A Livry‐Louvercy, les saisonniers sont venus arracher jusqu’en 1961, démarier jusqu’en 1970. Quand la technique du semis s’est améliorée, on a pu se passer des betteraviers flamands.
Par concassage et polissage des graines, on réussit à produire des semences dont chaque élément ne produisait qu’une pousse. Le semoir disposait alors ces nouvelles graines bien calibrées tous les 45 cm tout en incorporant dans le sillon l’insecticide en poudre…
Ces techniques modernes se révélèrent très efficaces… et malheureusement pour les ouvriers saisonniers, très rentables.

L’arbre des betteraviers flamands
En 1993, M. Walter Holvoet, bourgmestre de Koekelare, était très sensibilisé à la condition des familles des travailleurs saisonniers de sa ville. Jeune vétérinaire, il se souvient être intervenu fréquemment, appelé par l’épouse d’un betteravier parti en France, pour un animal malade, souffrant généralement de malnutrition. Le Dr Holvoet n’était pas toujours payé mais il côtoyait ainsi ces familles qui menaient une vie assez rude à cause des absences répétées des hommes et des revenus irréguliers.
Ce n’est donc pas par hasard si c’est lui qui eut l’initiative de chercher en France des contacts pour essayer de mener des actions afin de garder la mémoire des ouvriers flamands.
Sur 800 travailleurs saisonniers de Koekelare qui passaient la frontière deux fois par an, une dizaine seulement partaient à destination de Livry-Louvercy dans 5 ou 6 fermes. Malgré tout, notre village a été remarqué par les anciens betteraviers de Koekelare pour la qualité de l’accueil et les amitiés solides qui s’étaient tissées au cours des nombreuses années de travail.
En discutant avec ses administrés ayant travaillé chez nous, M. Holvoet entendit parler d’un arbre en plein champ qui abritait souvent les betteraviers lors des pauses bien méritées.
Il prit contact avec M. Forge, maire de Livry-Louvercy, et au cours d’une sympathique cérémonie, en juillet 1993, l’arbre fut baptisé « Arbre des Betteraviers Flamands ». Une plaque commémorative fut fixée sur le tronc.

Le musée des betteraviers à Koekelare
Le jour de cette première cérémonie à l’Arbre, un peu de terre du pied de l’arbre fut symboliquement emportée à Koekelare.

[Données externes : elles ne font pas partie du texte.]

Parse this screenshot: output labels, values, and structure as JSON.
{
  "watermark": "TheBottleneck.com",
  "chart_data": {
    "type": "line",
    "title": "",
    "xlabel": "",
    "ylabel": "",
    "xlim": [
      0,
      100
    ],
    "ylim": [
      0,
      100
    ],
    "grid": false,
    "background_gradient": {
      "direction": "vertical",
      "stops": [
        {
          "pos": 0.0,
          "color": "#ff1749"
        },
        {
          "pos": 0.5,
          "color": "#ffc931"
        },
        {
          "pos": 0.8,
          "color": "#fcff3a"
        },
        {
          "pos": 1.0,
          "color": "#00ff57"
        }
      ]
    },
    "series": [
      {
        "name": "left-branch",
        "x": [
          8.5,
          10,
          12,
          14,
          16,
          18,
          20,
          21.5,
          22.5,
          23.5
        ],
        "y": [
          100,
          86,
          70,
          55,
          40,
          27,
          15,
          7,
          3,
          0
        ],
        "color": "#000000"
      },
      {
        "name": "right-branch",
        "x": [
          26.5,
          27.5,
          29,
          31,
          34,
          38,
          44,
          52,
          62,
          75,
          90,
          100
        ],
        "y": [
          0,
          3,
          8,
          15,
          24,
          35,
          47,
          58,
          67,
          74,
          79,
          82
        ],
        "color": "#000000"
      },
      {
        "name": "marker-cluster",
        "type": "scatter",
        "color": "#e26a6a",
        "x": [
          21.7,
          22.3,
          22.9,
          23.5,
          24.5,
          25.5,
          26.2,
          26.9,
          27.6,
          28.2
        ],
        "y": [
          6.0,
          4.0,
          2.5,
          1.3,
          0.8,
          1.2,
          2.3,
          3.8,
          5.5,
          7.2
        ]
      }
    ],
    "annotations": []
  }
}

Elle est exposée depuis ce jour dans le musée des Betteraviers avec les photos de cet événement de juillet 1993.
Ce musée, situé en face de la mairie, retrace avec des mannequins grandeur nature, de nombreuses photos, des sculptures… la vie de ces travailleurs saisonniers. Une pièce a été aménagée avec des objets de l’époque.
Un film est présenté, les acteurs nous font revivre en direct le quotidien de ces hommes et de ces femmes.

Les monuments
Le 19 septembre 1999, après de nombreux contacts entre les deux communes, et toujours avec la même volonté de se remémorer l’histoire des betteraviers, on aménagea au pied de l’arbre un petit lopin de terre qui fut acheté par la commune de Koekelare. Cette transaction se voulait être le symbole d’amitié franco-belge dans une
Europe réunie.
Puis, on installa deux monuments sur la place du village, une statue ainsi qu’une stèle gravée à la mémoire des betteraviers flamands. La statue sculptée par un artiste flamand, M. Vermandere, représente un betteravier au travail avec un dos à la courbure douloureuse et deux mains puissantes touchant la terre.
Au cours de la cérémonie regroupant 400 personnes, on comprit que les liens tissés par les anciens étaient toujours très solides et qu’ils se transmettraient aux jeunes générations.

L’amitié franco-belge
19 septembre 2009…
Déjà 10 ans que le monument à la gloire de ces betteraviers flamands a été déposé sur la terre lilouvercienne.
Pour cet anniversaire, l’occasion a été donnée à tous les villageois d’accueillir les amis belges dans la commune et de leur rendre ainsi hommage.